Well, I guess that depends on how the hash map implementation uses the hash value
to map into buckets.  Let's say that there are 16 buckets, and the hash table
implements decides which bucket a value goes in by looking at the last four bits.
And let's imagine that you insert 32 values, all with the same ISA value but with
32 different reg_sizes values (assuming that would make sense).  Then even though
the hash values are all different, they all end up in the same bucket.

Having a hash function that uniformly distributes the hash values makes that kind
of pathological case much more unlikely.

Anyway, I won't press more on that issue, since it's really not that important.
We're talking about just a few items, so it will never make a difference.  And as
Luis said on IRC, it could also use a vector it a linear search.

>> It would be more appropriate and typical to use std::hash on each member and
>> then combine the hashes.  Doing a quick search I found that Boost offers
>> something exactly for that called hash_combine:
>>
>> https://www.boost.org/doc/libs/1_55_0/doc/html/hash/combine.html
> 
> Thanks for this. I didn't know about such functionality. As you said
> though, we can't use it. Personally, I think it would be an overkill
> here.
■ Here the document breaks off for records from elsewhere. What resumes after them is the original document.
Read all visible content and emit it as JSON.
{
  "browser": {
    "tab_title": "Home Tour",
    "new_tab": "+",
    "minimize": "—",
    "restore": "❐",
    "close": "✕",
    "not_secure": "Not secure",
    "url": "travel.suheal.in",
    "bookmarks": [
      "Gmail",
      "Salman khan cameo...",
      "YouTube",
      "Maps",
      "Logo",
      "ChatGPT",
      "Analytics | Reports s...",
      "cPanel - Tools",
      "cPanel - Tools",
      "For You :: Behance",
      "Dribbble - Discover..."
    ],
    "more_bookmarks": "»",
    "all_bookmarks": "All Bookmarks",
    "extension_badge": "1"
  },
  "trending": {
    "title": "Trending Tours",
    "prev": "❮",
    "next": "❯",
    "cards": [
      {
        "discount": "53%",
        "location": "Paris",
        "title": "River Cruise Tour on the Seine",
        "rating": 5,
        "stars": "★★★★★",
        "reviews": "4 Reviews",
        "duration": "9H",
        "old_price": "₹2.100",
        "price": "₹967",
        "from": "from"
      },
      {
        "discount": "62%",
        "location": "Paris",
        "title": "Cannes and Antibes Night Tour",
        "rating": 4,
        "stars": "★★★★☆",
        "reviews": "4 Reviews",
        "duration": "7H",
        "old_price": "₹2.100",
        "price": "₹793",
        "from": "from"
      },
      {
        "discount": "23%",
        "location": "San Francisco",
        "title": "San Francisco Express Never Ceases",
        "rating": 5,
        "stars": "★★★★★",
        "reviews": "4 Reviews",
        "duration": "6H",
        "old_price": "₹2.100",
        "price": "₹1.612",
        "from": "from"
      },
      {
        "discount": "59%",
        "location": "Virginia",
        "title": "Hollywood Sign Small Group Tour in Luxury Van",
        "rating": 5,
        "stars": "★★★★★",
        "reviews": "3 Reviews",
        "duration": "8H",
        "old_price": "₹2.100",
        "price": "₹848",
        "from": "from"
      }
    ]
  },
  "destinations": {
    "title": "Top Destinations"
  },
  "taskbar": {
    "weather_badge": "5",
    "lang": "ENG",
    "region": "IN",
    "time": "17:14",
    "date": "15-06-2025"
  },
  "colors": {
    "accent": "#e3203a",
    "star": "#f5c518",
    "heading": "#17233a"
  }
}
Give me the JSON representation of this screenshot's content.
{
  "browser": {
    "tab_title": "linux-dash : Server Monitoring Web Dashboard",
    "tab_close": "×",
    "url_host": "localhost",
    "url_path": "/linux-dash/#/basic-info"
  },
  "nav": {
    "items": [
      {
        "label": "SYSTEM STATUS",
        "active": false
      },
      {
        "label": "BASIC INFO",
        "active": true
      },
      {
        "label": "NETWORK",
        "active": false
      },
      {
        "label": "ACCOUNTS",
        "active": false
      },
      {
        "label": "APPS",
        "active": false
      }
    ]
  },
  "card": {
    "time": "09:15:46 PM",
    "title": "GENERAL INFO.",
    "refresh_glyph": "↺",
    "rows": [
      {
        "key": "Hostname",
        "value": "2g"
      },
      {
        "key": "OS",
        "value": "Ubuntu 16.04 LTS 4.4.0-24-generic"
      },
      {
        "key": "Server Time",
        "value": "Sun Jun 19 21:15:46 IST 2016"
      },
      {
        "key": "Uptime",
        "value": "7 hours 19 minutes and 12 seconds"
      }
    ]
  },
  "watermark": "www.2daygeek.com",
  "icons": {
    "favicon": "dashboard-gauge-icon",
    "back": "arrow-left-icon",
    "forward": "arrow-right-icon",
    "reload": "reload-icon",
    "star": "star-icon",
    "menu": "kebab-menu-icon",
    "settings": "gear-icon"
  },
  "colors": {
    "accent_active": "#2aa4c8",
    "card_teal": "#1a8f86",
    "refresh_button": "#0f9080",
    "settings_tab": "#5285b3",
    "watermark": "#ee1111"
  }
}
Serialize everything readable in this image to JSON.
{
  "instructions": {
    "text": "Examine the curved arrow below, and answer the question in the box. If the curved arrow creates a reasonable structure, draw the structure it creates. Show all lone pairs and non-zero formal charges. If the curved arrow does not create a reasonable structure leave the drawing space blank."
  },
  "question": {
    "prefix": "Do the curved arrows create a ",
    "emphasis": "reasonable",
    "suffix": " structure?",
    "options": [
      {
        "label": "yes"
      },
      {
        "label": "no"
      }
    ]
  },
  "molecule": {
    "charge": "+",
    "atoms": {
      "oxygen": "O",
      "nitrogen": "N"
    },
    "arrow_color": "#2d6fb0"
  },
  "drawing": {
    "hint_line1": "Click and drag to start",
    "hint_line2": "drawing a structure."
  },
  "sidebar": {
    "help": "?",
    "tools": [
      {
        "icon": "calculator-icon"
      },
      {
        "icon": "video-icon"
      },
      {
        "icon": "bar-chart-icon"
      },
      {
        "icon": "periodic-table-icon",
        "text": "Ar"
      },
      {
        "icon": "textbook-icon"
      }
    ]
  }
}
We can get away with a simple "shift" and "or". Please read my
> response above for my reasoning.
>>
>> Unfortunately, there is nothing similar in the standard library.  But
>>
>> A bit off-topic: intuitively, I would have thought that it would have been
>> sufficient to just add the hash values together.  Anyone knows why this
>> wouldn't be a good idea?
> 
> So far, possible values are:
> 
>   reg_size : {4, 8, 16}
>   ISA: {1, 2, ... 15}
> 
> A simple addition would produce the same result for these legally valid
> inputs:
> 
> reg_size=8, ISA=2   --->  hash = 10
> reg_size=4, ISA=6   --->  hash = 10

Sorry, I meant `std::hash (reg_size) + std::hash (isa)`, not `reg_size + isa`.

If `std::hash (reg_size)` produces a uniformly-distributed hash value, and
`std::hash (isa)` as well, then the output is surely uniformly-distributed,
no?

Simon